Bisnis.com, JAKARTA - Saham PT Aspirasi Hidup Indonesia Tbk. (ACES) keluar dari daftar indeks LQ45. Meski demikian, keluarnya saham peritel perkakas itu dari kelompok saham elit alias blue chip dinilai bukan mencerminkan pelemahan fundamental perusahaan.
Head of Research KISI Sekuritas Muhammad Wafi menilai faktor utama di balik keluarnya ACES dari indeks unggulan murni disebabkan oleh aspek likuiditas perdagangan saham.
Menurut Wafi, tekanan jual yang terjadi dalam jangka pendek lebih merupakan dampak dari rebalancing portofolio investor institusi. Kondisi tersebut justru menciptakan peluang, karena valuasi saham ACES menjadi lebih menarik di tengah fundamental bisnis yang masih solid.
“Keluarnya ACES murni faktor likuiditas bukan fundamental,” ujarnya, Kamis (29/1/2026).
Dari sisi katalis, Wafi menyoroti momentum musiman pada awal tahun yang berpotensi menopang kinerja perusahaan. Perayaan Imlek dan Lebaran yang jaraknya berdekatan secara historis mendorong peningkatan belanja rumah tangga, khususnya untuk kebutuhan renovasi rumah serta aktivitas mudik.
Namun demikian, tantangan tetap membayangi kinerja ACES ke depan. Persaingan dengan peritel barang murah dinilai semakin ketat, terutama di tengah daya beli kelas menengah yang masih relatif rapuh. Selain itu, risiko pelemahan nilai tukar Rupiah juga menjadi perhatian, mengingat sebagian besar produk ACES masih bergantung pada impor dalam penyediaan produk.
Dengan mempertimbangkan faktor peluang dan risiko tersebut, KISI Sekuritas merekomendasikan buy saham ACES dengan target harga di level 470.
Sementara itu, Kiwoom Sekuritas Indonesia menilai saham PT Ace Hardware Indonesia Tbk (ACES) tetap memiliki prospek positif pada 2026, meskipun industri ritel modern masih diwarnai persaingan yang ketat.
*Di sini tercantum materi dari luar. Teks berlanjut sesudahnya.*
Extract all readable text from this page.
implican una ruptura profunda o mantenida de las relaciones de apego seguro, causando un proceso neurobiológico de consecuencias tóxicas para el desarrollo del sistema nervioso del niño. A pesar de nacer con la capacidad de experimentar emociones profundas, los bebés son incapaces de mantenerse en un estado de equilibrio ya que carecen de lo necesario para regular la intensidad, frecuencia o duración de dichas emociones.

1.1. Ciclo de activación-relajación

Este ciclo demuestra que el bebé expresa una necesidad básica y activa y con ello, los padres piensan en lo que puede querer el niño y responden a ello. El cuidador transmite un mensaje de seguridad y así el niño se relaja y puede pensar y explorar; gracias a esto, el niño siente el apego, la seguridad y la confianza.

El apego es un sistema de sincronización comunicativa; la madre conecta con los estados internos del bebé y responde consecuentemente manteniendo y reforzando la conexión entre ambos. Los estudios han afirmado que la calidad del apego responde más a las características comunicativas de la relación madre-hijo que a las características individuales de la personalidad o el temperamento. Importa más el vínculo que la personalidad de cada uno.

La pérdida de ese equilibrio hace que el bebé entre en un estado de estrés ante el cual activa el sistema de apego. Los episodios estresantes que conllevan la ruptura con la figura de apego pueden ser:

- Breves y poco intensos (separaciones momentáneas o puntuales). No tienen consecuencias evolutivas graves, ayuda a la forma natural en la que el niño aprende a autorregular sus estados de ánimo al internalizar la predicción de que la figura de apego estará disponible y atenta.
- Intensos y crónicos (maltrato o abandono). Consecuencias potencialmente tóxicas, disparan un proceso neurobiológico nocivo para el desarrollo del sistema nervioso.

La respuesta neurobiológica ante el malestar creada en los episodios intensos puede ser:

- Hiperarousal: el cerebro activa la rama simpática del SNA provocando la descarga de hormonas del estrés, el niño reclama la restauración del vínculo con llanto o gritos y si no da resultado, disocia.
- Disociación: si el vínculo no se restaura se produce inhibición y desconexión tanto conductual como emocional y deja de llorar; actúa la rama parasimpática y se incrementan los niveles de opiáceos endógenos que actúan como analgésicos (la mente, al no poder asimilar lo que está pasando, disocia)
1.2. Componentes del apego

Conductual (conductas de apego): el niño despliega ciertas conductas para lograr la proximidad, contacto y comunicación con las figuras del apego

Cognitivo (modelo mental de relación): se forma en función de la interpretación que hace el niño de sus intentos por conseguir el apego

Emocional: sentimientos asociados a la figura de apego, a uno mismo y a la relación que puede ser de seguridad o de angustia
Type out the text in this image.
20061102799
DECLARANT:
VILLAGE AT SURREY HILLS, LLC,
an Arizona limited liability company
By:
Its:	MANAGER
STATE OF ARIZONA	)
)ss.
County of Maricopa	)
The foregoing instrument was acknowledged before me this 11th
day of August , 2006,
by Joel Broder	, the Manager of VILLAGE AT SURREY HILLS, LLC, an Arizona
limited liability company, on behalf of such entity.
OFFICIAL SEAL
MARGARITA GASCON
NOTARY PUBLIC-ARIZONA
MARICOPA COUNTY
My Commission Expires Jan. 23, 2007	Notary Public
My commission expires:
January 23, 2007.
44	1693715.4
Strategi ekspansi agresif dan rebranding dinilai menjadi fondasi penting bagi pertumbuhan perusahaan dalam jangka menengah.
Equity Research Kiwoom Sekuritas Indonesia, Abdul Azis, menyebutkan bahwa pembukaan 27 toko baru sepanjang 2025 menjadi pendorong utama perluasan jaringan ACES. Pada saat yang sama, keberhasilan rebranding Azko yang telah menjangkau 15 wilayah lapis kedua dan ketiga memperluas cakupan pasar ke daerah-daerah dengan penetrasi ritel modern yang masih rendah.
“Strategi ini efektif untuk memperbesar addressable market sekaligus mengurangi ketergantungan pada kota-kota besar yang tingkat persaingannya jauh lebih tinggi,” ujarnya.
Dari sisi makroekonomi, pelonggaran kebijakan moneter dan fiskal diharapkan mampu mendorong pemulihan daya beli masyarakat. Jika daya beli membaik, kinerja pendapatan atau top line ACES berpotensi meningkat. Namun, Kiwoom Sekuritas mengingatkan bahwa risiko tetap ada apabila pemulihan konsumsi tidak berjalan sesuai ekspektasi.
Meski demikian, efisiensi yang dihasilkan dari proses rebranding dinilai dapat menjaga kinerja laba bersih perusahaan. Dengan kata lain, tekanan dari sisi pendapatan masih dapat diimbangi oleh perbaikan struktur biaya sehingga bottom line tetap terjaga.
Untuk 2026, kinerja ACES diproyeksikan tumbuh secara moderat. Tantangan utama diperkirakan masih berasal dari daya beli masyarakat yang belum sepenuhnya pulih serta ketidakpastian geopolitik global yang berpotensi menekan konsumsi.
Berdasarkan pertimbangan tersebut, Kiwoom Sekuritas Indonesia merekomendasikan trading buy saham ACES dengan target harga di kisaran 422–426, serta area support pada level 388–384.
--
Disclaimer: berita ini tidak bertujuan mengajak membeli atau menjual saham. Keputusan investasi sepenuhnya ada di tangan pembaca. Bisnis.com tidak bertanggung jawab terhadap segala kerugian maupun keuntungan yang timbul dari keputusan investasi pembaca.